La Cour suprême du Bénin a annulé, ce lundi 8 juin 2026, la décision de l’Autorité de régulation des marchés publics (ARMP) qui excluait Laurent Dhossou Zomaï de la commande publique pour une durée de cinq ans, ainsi que son établissement Zom-Espace pour deux ans. La haute juridiction a statué au fond sur le recours introduit par l’opérateur économique contre la décision n°2026-039/ARMP/Cr/Cd/Crd/Sp/Dra/Sa du 16 avril 2026, rapporte le quotidien de service public La Nation.

Pour rappel, l’ARMP reprochait à Laurent Dhossou Zomaï d’avoir produit une autorisation de fabricant jugée non authentique dans le cadre d’une procédure de demande de renseignements et de prix relative à l’acquisition de matériels et mobiliers de bureau au profit du ministère de la Justice et de la Législation en 2025.
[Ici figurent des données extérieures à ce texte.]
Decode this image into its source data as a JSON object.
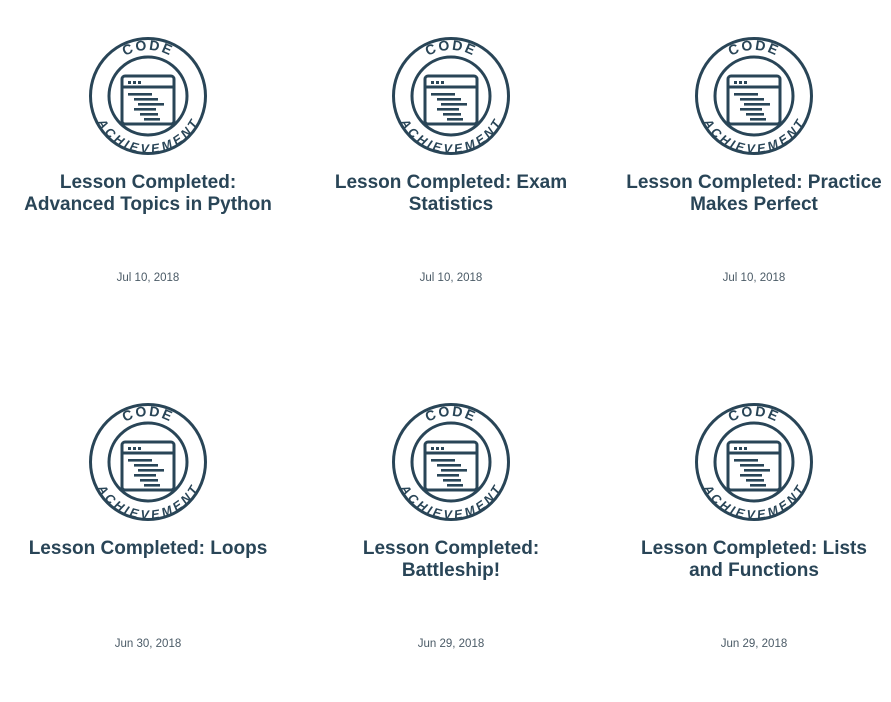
{
  "badge": {
    "icon": "code-achievement-badge-icon",
    "top_text": "CODE",
    "bottom_text": "ACHIEVEMENT",
    "color": "#294557"
  },
  "achievements": [
    {
      "title": "Lesson Completed: Advanced Topics in Python",
      "date": "Jul 10, 2018"
    },
    {
      "title": "Lesson Completed: Exam Statistics",
      "date": "Jul 10, 2018"
    },
    {
      "title": "Lesson Completed: Practice Makes Perfect",
      "date": "Jul 10, 2018"
    },
    {
      "title": "Lesson Completed: Loops",
      "date": "Jun 30, 2018"
    },
    {
      "title": "Lesson Completed: Battleship!",
      "date": "Jun 29, 2018"
    },
    {
      "title": "Lesson Completed: Lists and Functions",
      "date": "Jun 29, 2018"
    }
  ]
}
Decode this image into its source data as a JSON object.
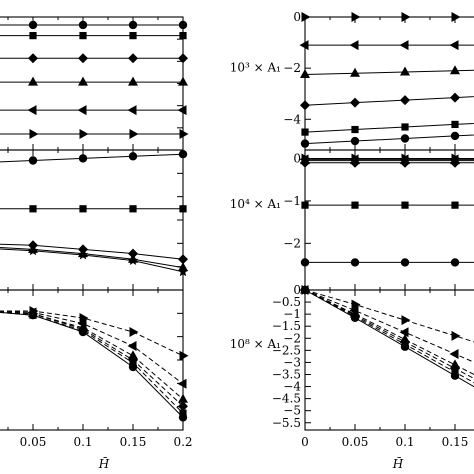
{
  "chart_data": {
    "type": "line",
    "x": [
      0,
      0.05,
      0.1,
      0.15,
      0.2
    ],
    "x_tick_labels": [
      "0",
      "0.05",
      "0.1",
      "0.15",
      "0.2"
    ],
    "xlabel": "H̄",
    "panels": [
      {
        "id": "left-top",
        "column": "left",
        "ylim": [
          0,
          1
        ],
        "ylabel": "",
        "yticks": [],
        "series": [
          {
            "marker": "circle",
            "values": [
              0.94,
              0.94,
              0.94,
              0.94,
              0.94
            ]
          },
          {
            "marker": "square",
            "values": [
              0.86,
              0.86,
              0.86,
              0.86,
              0.86
            ]
          },
          {
            "marker": "diamond",
            "values": [
              0.69,
              0.69,
              0.69,
              0.69,
              0.69
            ]
          },
          {
            "marker": "triangle-up",
            "values": [
              0.51,
              0.51,
              0.51,
              0.51,
              0.51
            ]
          },
          {
            "marker": "triangle-left",
            "values": [
              0.3,
              0.3,
              0.3,
              0.3,
              0.3
            ]
          },
          {
            "marker": "triangle-right",
            "values": [
              0.12,
              0.12,
              0.12,
              0.12,
              0.12
            ]
          }
        ]
      },
      {
        "id": "left-middle",
        "column": "left",
        "ylim": [
          0,
          1
        ],
        "ylabel": "",
        "yticks": [],
        "series": [
          {
            "marker": "circle",
            "values": [
              0.91,
              0.925,
              0.94,
              0.955,
              0.97
            ]
          },
          {
            "marker": "square",
            "values": [
              0.58,
              0.58,
              0.58,
              0.58,
              0.58
            ]
          },
          {
            "marker": "diamond",
            "values": [
              0.33,
              0.32,
              0.29,
              0.26,
              0.22
            ]
          },
          {
            "marker": "triangle-up",
            "values": [
              0.31,
              0.29,
              0.26,
              0.22,
              0.16
            ]
          },
          {
            "marker": "star",
            "values": [
              0.3,
              0.28,
              0.25,
              0.21,
              0.13
            ]
          }
        ]
      },
      {
        "id": "left-bottom",
        "column": "left",
        "ylim": [
          0,
          1
        ],
        "ylabel": "",
        "yticks": [],
        "series": [
          {
            "marker": "circle",
            "values": [
              0.85,
              0.82,
              0.7,
              0.45,
              0.09
            ]
          },
          {
            "marker": "square",
            "values": [
              0.85,
              0.82,
              0.71,
              0.48,
              0.12
            ]
          },
          {
            "marker": "diamond",
            "values": [
              0.85,
              0.83,
              0.72,
              0.5,
              0.17
            ]
          },
          {
            "marker": "triangle-up",
            "values": [
              0.85,
              0.83,
              0.73,
              0.53,
              0.22
            ]
          },
          {
            "marker": "triangle-left",
            "values": [
              0.85,
              0.84,
              0.76,
              0.6,
              0.33
            ]
          },
          {
            "marker": "triangle-right",
            "values": [
              0.85,
              0.85,
              0.8,
              0.7,
              0.53
            ]
          }
        ]
      },
      {
        "id": "right-top",
        "column": "right",
        "ylim": [
          -5.2,
          0
        ],
        "ylabel": "10³ × A₁",
        "yticks": [
          0,
          -2,
          -4
        ],
        "ytick_labels": [
          "0",
          "−2",
          "−4"
        ],
        "series": [
          {
            "marker": "triangle-right",
            "values": [
              0,
              0,
              0,
              0,
              0
            ]
          },
          {
            "marker": "triangle-left",
            "values": [
              -1.1,
              -1.1,
              -1.1,
              -1.1,
              -1.1
            ]
          },
          {
            "marker": "triangle-up",
            "values": [
              -2.25,
              -2.2,
              -2.15,
              -2.1,
              -2.05
            ]
          },
          {
            "marker": "diamond",
            "values": [
              -3.45,
              -3.35,
              -3.25,
              -3.15,
              -3.05
            ]
          },
          {
            "marker": "square",
            "values": [
              -4.5,
              -4.4,
              -4.3,
              -4.2,
              -4.1
            ]
          },
          {
            "marker": "circle",
            "values": [
              -4.95,
              -4.85,
              -4.75,
              -4.65,
              -4.55
            ]
          }
        ]
      },
      {
        "id": "right-middle",
        "column": "right",
        "ylim": [
          -3.1,
          0.2
        ],
        "ylabel": "10⁴ × A₁",
        "yticks": [
          0,
          -1,
          -2
        ],
        "ytick_labels": [
          "0",
          "−1",
          "−2"
        ],
        "series": [
          {
            "marker": "triangle-right",
            "values": [
              0,
              0,
              0,
              0,
              0
            ]
          },
          {
            "marker": "triangle-left",
            "values": [
              -0.02,
              -0.02,
              -0.02,
              -0.02,
              -0.02
            ]
          },
          {
            "marker": "triangle-up",
            "values": [
              -0.05,
              -0.05,
              -0.05,
              -0.05,
              -0.05
            ]
          },
          {
            "marker": "diamond",
            "values": [
              -0.1,
              -0.1,
              -0.1,
              -0.1,
              -0.1
            ]
          },
          {
            "marker": "square",
            "values": [
              -1.1,
              -1.1,
              -1.1,
              -1.1,
              -1.1
            ]
          },
          {
            "marker": "circle",
            "values": [
              -2.45,
              -2.45,
              -2.45,
              -2.45,
              -2.45
            ]
          }
        ]
      },
      {
        "id": "right-bottom",
        "column": "right",
        "ylim": [
          -5.8,
          0
        ],
        "ylabel": "10⁸ × A₁",
        "yticks": [
          0,
          -0.5,
          -1,
          -1.5,
          -2,
          -2.5,
          -3,
          -3.5,
          -4,
          -4.5,
          -5,
          -5.5
        ],
        "ytick_labels": [
          "0",
          "−0.5",
          "−1",
          "−1.5",
          "−2",
          "−2.5",
          "−3",
          "−3.5",
          "−4",
          "−4.5",
          "−5",
          "−5.5"
        ],
        "series": [
          {
            "marker": "triangle-right",
            "values": [
              0,
              -0.6,
              -1.25,
              -1.9,
              -2.55
            ]
          },
          {
            "marker": "triangle-left",
            "values": [
              0,
              -0.85,
              -1.75,
              -2.65,
              -3.55
            ]
          },
          {
            "marker": "triangle-up",
            "values": [
              0,
              -1.0,
              -2.05,
              -3.1,
              -4.15
            ]
          },
          {
            "marker": "diamond",
            "values": [
              0,
              -1.05,
              -2.15,
              -3.25,
              -4.35
            ]
          },
          {
            "marker": "square",
            "values": [
              0,
              -1.1,
              -2.25,
              -3.4,
              -4.55
            ]
          },
          {
            "marker": "circle",
            "values": [
              0,
              -1.15,
              -2.35,
              -3.55,
              -4.75
            ]
          }
        ]
      }
    ]
  }
}
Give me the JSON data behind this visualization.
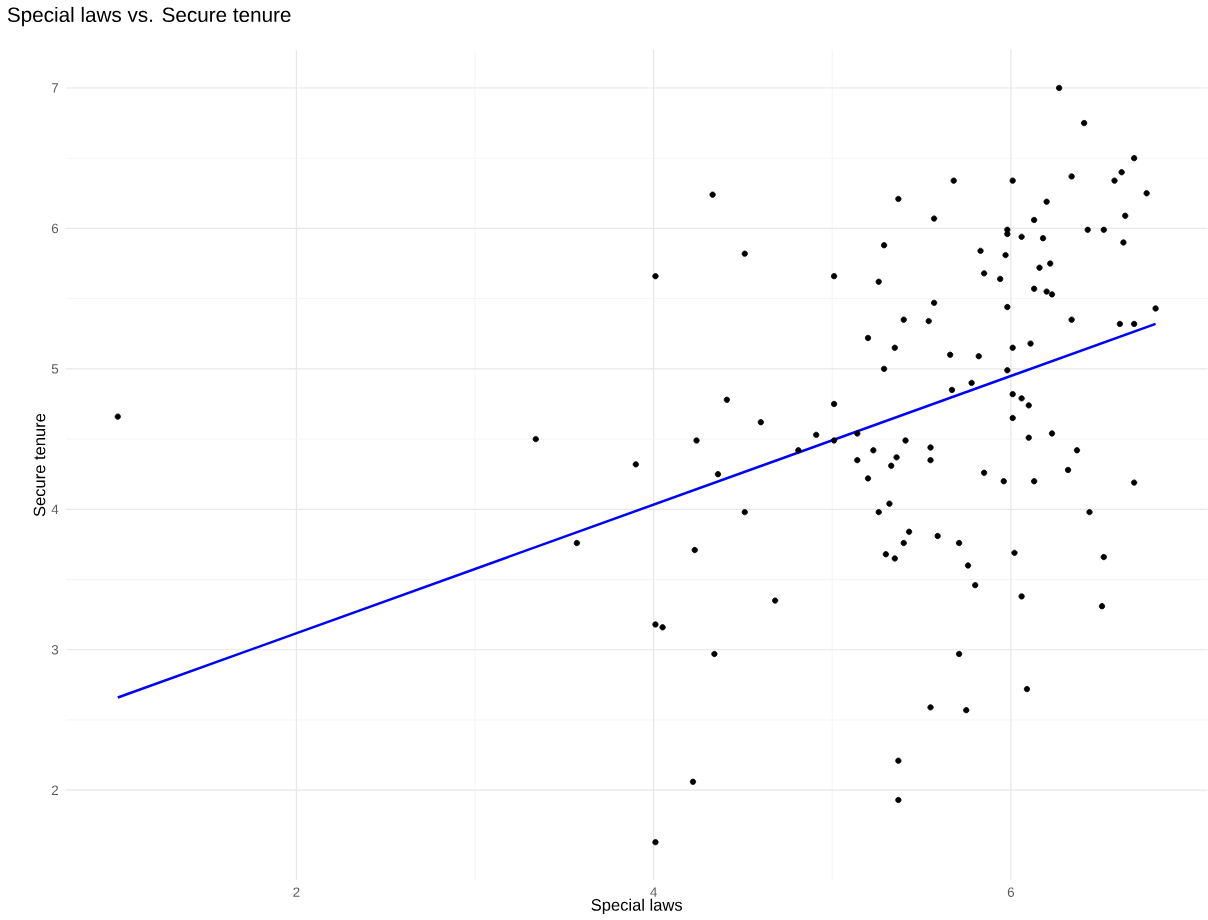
{
  "chart_data": {
    "type": "scatter",
    "title": "Special laws vs. Secure tenure",
    "xlabel": "Special laws",
    "ylabel": "Secure tenure",
    "xlim": [
      0.71,
      7.1
    ],
    "ylim": [
      1.36,
      7.27
    ],
    "xticks": [
      2,
      4,
      6
    ],
    "yticks": [
      2,
      3,
      4,
      5,
      6,
      7
    ],
    "grid": true,
    "series": [
      {
        "color": "#000000",
        "marker": "circle",
        "x": [
          1.0,
          3.34,
          3.57,
          3.9,
          4.01,
          4.33,
          4.51,
          5.01,
          4.41,
          4.6,
          5.01,
          4.91,
          4.81,
          4.24,
          4.36,
          5.01,
          5.14,
          5.14,
          4.51,
          4.23,
          4.68,
          4.01,
          4.05,
          4.34,
          4.22,
          4.01,
          6.27,
          6.41,
          6.69,
          6.62,
          6.58,
          6.34,
          6.76,
          6.64,
          6.63,
          6.43,
          6.52,
          6.2,
          6.13,
          6.18,
          6.06,
          5.98,
          5.98,
          6.01,
          5.68,
          5.37,
          5.57,
          5.29,
          5.26,
          5.83,
          5.85,
          5.97,
          5.94,
          6.16,
          6.22,
          6.13,
          6.2,
          6.23,
          5.57,
          5.54,
          5.4,
          5.2,
          5.35,
          5.29,
          5.98,
          6.34,
          6.61,
          6.69,
          6.81,
          5.66,
          5.82,
          6.01,
          6.11,
          5.98,
          5.78,
          5.67,
          6.01,
          6.06,
          6.1,
          6.01,
          6.1,
          6.23,
          6.37,
          5.23,
          5.41,
          5.36,
          5.55,
          5.55,
          5.33,
          5.2,
          5.85,
          5.96,
          6.13,
          6.32,
          6.69,
          6.44,
          5.32,
          5.26,
          5.43,
          5.4,
          5.3,
          5.35,
          5.59,
          5.71,
          5.76,
          5.8,
          6.02,
          6.06,
          6.52,
          6.51,
          5.71,
          6.09,
          5.55,
          5.75,
          5.37,
          5.37
        ],
        "values": [
          4.66,
          4.5,
          3.76,
          4.32,
          5.66,
          6.24,
          5.82,
          5.66,
          4.78,
          4.62,
          4.75,
          4.53,
          4.42,
          4.49,
          4.25,
          4.49,
          4.35,
          4.54,
          3.98,
          3.71,
          3.35,
          3.18,
          3.16,
          2.97,
          2.06,
          1.63,
          7.0,
          6.75,
          6.5,
          6.4,
          6.34,
          6.37,
          6.25,
          6.09,
          5.9,
          5.99,
          5.99,
          6.19,
          6.06,
          5.93,
          5.94,
          5.99,
          5.96,
          6.34,
          6.34,
          6.21,
          6.07,
          5.88,
          5.62,
          5.84,
          5.68,
          5.81,
          5.64,
          5.72,
          5.75,
          5.57,
          5.55,
          5.53,
          5.47,
          5.34,
          5.35,
          5.22,
          5.15,
          5.0,
          5.44,
          5.35,
          5.32,
          5.32,
          5.43,
          5.1,
          5.09,
          5.15,
          5.18,
          4.99,
          4.9,
          4.85,
          4.82,
          4.79,
          4.74,
          4.65,
          4.51,
          4.54,
          4.42,
          4.42,
          4.49,
          4.37,
          4.44,
          4.35,
          4.31,
          4.22,
          4.26,
          4.2,
          4.2,
          4.28,
          4.19,
          3.98,
          4.04,
          3.98,
          3.84,
          3.76,
          3.68,
          3.65,
          3.81,
          3.76,
          3.6,
          3.46,
          3.69,
          3.38,
          3.66,
          3.31,
          2.97,
          2.72,
          2.59,
          2.57,
          2.21,
          1.93
        ]
      },
      {
        "type": "line",
        "color": "#0000ff",
        "marker": "none",
        "x": [
          1.0,
          6.81
        ],
        "values": [
          2.66,
          5.32
        ]
      }
    ]
  }
}
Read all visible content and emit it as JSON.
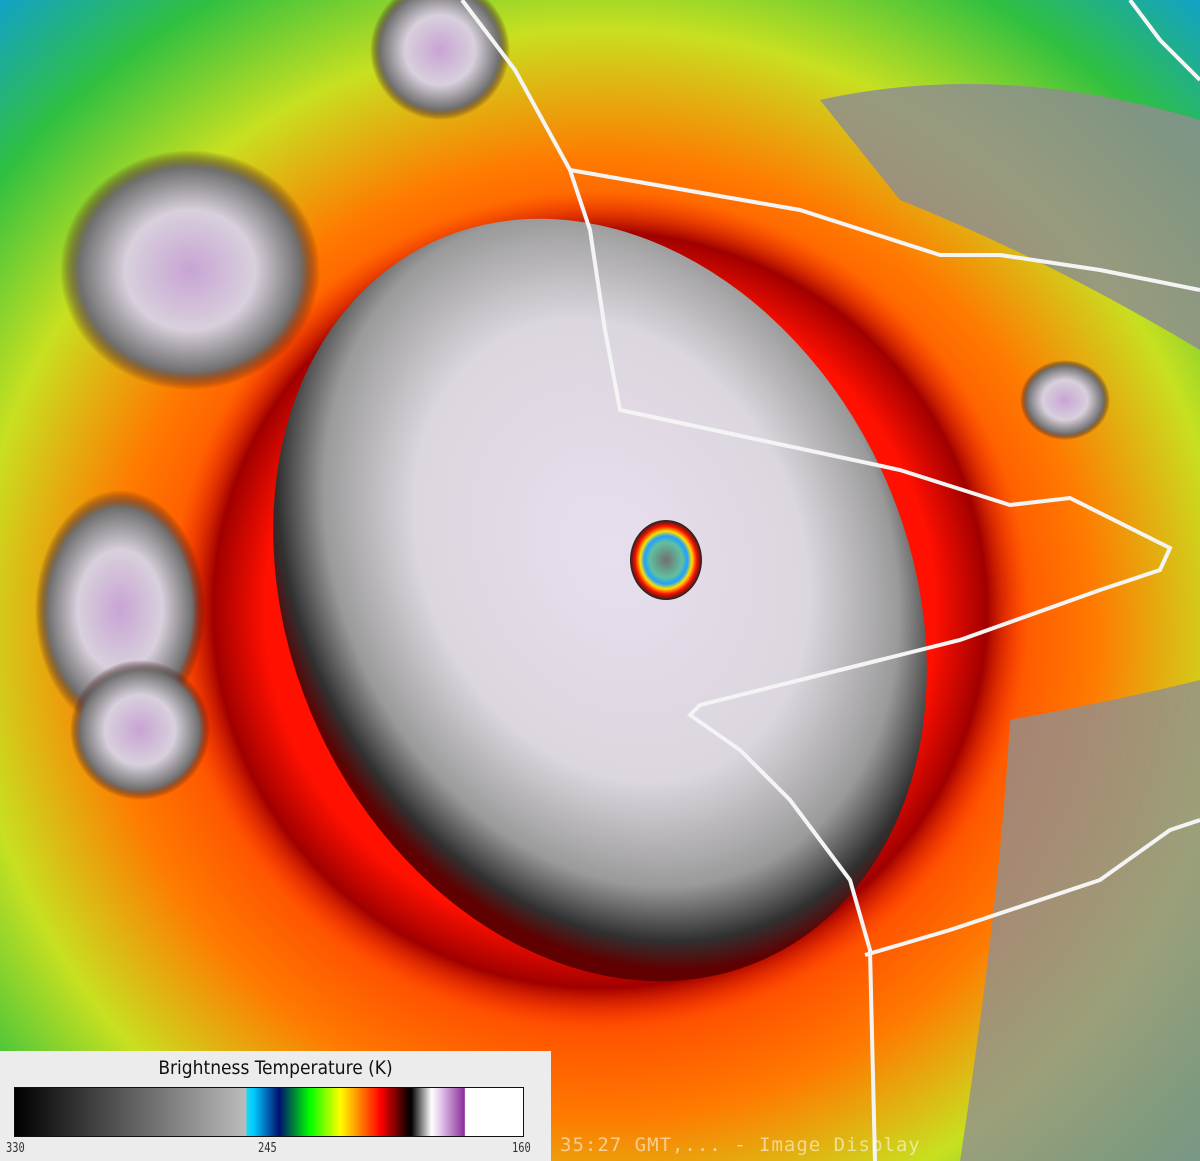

Toutefois, la Cour suprême a estimé que l’ARMP n’avait pas respecté les dispositions légales encadrant son autosaisine en matière de marchés publics. Les juges ont notamment relevé le non-respect du délai légal de sept jours imposé à l’institution lorsqu’elle décide d’engager une telle procédure. Ce vice de forme a conduit à l’annulation pure et simple de la sanction.
Au cours de l’audience, Laurent Dhossou Zomaï était assisté de Me Aziz Onifadé, tandis que l’ARMP était représentée par Me Paul Avlessi. Les débats ont été relativement brefs, la procédure devant la Cour suprême étant essentiellement écrite. Dès le vendredi 5 juin 2026, la haute juridiction avait déjà accordé un sursis à l’exécution de la décision contestée, en attendant l’examen du dossier au fond.
Cette décision judiciaire intervient dans un contexte particulier pour Laurent Dhossou Zomaï. Nommé préfet du département du Zou lors du Conseil des ministres du 3 juin 2026, il devait officiellement prendre fonction le vendredi 5 juin à Abomey.
Cependant, la cérémonie de passation de charges avait été annulée à la dernière minute, sans communication officielle. Les agents de la préfecture, mobilisés pour accueillir le nouveau préfet, étaient restés dans l’attente, tandis que ni Laurent Dhossou Zomaï ni son prédécesseur, Valère Daniel Sètonnougbo, ne s’étaient présentés sur les lieux.
Avec l’annulation de la sanction prononcée par l’ARMP, l’obstacle juridique qui pesait sur l’entrée en fonction du nouveau préfet du Zou est désormais levé. Cette décision de la Cour suprême ouvre ainsi la voie à son installation prochaine à la tête de l’administration départementale.